Não é raro ouvir que um dos elementos perdidos na vida dos cristãos de hoje é a
adoração. Passamos um bom tempo na Igreja, mas será que isto significa que
estamos cultuando a Deus? Poucos tem parado para perguntar: "Qual é o
objetivo principal de minha vida?" ou, "qual é a razão de termos
reuniões nas Igrejas, ou ler a Bíblia e orar?" ou ainda, "Será que
Deus está sendo glorificado na forma em que vivo e como o cultuo?"
Adorar a Deus
não é assentar no banco da Igreja, ouvir um sermão, levantar as mãos para o
céu, sentir-se bem, dar o seu dízimo. É mais do que isto. Jesus diz que Deus
procura adoradores que o adorem "em espírito e em verdade" (Jo 4.23).

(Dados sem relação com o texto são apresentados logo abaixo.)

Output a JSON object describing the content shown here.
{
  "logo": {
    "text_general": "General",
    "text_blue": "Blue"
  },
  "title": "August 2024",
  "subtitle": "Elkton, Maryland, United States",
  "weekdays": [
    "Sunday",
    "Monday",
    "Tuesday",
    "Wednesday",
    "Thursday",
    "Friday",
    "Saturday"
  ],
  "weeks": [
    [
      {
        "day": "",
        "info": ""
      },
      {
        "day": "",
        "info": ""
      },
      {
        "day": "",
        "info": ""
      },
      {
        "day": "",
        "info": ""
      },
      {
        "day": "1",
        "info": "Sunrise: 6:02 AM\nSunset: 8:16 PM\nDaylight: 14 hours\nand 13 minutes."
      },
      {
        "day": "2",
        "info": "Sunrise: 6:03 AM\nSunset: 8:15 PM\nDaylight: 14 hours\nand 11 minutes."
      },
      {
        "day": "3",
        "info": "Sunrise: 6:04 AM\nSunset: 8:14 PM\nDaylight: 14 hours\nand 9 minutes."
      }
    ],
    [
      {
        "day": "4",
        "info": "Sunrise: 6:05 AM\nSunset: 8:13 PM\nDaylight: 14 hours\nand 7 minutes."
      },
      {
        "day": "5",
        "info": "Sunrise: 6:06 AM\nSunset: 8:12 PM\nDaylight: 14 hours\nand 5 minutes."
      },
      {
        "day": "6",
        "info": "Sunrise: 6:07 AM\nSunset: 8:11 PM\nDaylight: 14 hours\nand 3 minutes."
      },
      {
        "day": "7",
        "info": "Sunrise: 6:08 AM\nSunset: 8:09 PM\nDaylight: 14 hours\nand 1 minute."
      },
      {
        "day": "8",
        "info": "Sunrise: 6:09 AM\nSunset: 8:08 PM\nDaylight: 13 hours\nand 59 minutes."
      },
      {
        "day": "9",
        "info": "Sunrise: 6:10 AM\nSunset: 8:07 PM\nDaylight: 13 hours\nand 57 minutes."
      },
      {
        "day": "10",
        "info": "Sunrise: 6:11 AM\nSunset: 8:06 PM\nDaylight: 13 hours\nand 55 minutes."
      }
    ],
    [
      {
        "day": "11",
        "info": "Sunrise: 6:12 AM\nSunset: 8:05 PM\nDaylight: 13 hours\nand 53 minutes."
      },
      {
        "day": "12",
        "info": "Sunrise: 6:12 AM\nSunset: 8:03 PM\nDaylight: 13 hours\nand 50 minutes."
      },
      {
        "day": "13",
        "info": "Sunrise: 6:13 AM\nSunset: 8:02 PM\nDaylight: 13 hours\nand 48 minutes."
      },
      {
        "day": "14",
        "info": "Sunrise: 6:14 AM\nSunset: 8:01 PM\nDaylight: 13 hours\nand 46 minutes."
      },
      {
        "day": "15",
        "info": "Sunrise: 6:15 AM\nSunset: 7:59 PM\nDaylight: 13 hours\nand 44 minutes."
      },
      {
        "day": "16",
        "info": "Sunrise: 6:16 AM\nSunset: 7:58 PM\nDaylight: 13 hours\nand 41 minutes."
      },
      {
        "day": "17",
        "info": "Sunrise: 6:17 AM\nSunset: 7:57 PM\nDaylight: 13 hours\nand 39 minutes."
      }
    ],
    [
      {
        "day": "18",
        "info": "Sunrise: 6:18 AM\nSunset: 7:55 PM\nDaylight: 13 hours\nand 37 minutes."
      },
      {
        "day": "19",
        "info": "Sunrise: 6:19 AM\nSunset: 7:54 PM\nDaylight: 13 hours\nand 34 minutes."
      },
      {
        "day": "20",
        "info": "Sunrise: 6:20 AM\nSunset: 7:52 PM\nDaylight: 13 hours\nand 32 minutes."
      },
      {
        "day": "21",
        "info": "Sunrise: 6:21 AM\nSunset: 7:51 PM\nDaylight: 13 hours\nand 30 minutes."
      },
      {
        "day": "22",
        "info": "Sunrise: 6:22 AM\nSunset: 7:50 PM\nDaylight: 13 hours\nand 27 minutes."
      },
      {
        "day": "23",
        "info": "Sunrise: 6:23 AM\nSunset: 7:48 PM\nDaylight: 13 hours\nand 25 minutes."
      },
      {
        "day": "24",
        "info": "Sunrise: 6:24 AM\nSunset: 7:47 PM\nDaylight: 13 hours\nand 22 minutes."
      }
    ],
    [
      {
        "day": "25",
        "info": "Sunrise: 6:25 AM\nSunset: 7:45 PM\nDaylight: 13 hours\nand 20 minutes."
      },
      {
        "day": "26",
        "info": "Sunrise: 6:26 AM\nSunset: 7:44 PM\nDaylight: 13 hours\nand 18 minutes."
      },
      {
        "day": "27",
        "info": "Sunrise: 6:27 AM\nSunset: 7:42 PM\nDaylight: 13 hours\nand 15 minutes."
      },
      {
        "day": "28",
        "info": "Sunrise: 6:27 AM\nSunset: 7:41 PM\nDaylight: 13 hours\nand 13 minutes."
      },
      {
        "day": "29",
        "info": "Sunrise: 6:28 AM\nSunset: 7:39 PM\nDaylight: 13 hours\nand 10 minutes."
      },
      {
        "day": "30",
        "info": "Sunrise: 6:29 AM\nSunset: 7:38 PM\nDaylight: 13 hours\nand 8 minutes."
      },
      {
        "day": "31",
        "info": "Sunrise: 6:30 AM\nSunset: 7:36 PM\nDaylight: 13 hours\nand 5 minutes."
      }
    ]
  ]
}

Quem são estes adoradores? Jesus fala também da falsa adoração: "Bem
profetizou Isaías acerca de vós, hipócritas, como está escrito: Este povo
honra-me com os lábios, Mas o seu coração está longe de mim" (Mc 7.6-7). "Em vão me adoram". Será que corremos este risco?
O que significa adorar ?
Caim e Abel
resolveram adorar o Senhor. Montaram seus holocaustos, criaram as estruturas, e
embora os dois oferecessem ofertas, apenas de "Abel e de sua oferta se
agradou o Senhor", porém, "de Caim e de sua oferta, Deus não se
agradou". Por que?
Muitas pessoas
afirmam que o problema de Caim foi trazer ofertas de grãos, já que o texto
afirma "Aconteceu que no fim de uns tempos trouxe Caim do fruto da terra
uma oferta ao Senhor" (Gn 4.3). Por ele ter trazido sementes e não ter
ofertado um sacrifício de animal, Deus teria recusado. No entanto, é importante
lembrar que, uma parcela das ofertas pacíficas que se trazia a Deus no livro de
Levítico era do fruto da colheita de cereais, como no caso das ofertas de
manjares (Lv 6.14-18) e das ofertas pacificas (Lv 7.11-21).
Para muitos
"adoração" tem a ver com formas, manifestações visíveis, emocionais,
entusiasmo, participação livre durante o culto, etc. Para outros, tem a ver com
reverência, se o culto apresenta alguma espontaneidade ou se torna celebrativo,
então não pode ser realmente um culto a Deus. Ao fazermos assim, confundimos
essência com acidente, método com fim, meios com propósitos.
Adoração na
Bíblia vai muito além de expressões. Tem a ver com o coração, por isto
interessam os motivos: Por que fazer? Por que ler a Bíblia, porque orar? Por que
servir?
John Burkhar
define adoração como "resposta de celebração a tudo que Deus tem feito, está
fazendo e promete fazer". Dr. Russel Shedd afirma: "para o verdadeiro
adorador, a pessoa de Deus é tão preciosa quanto um copo de água fresca num dia
de calor". Na vida de Caim e Abel, encontramos algumas pistas para
entender o que Deus espera de seus adoradores.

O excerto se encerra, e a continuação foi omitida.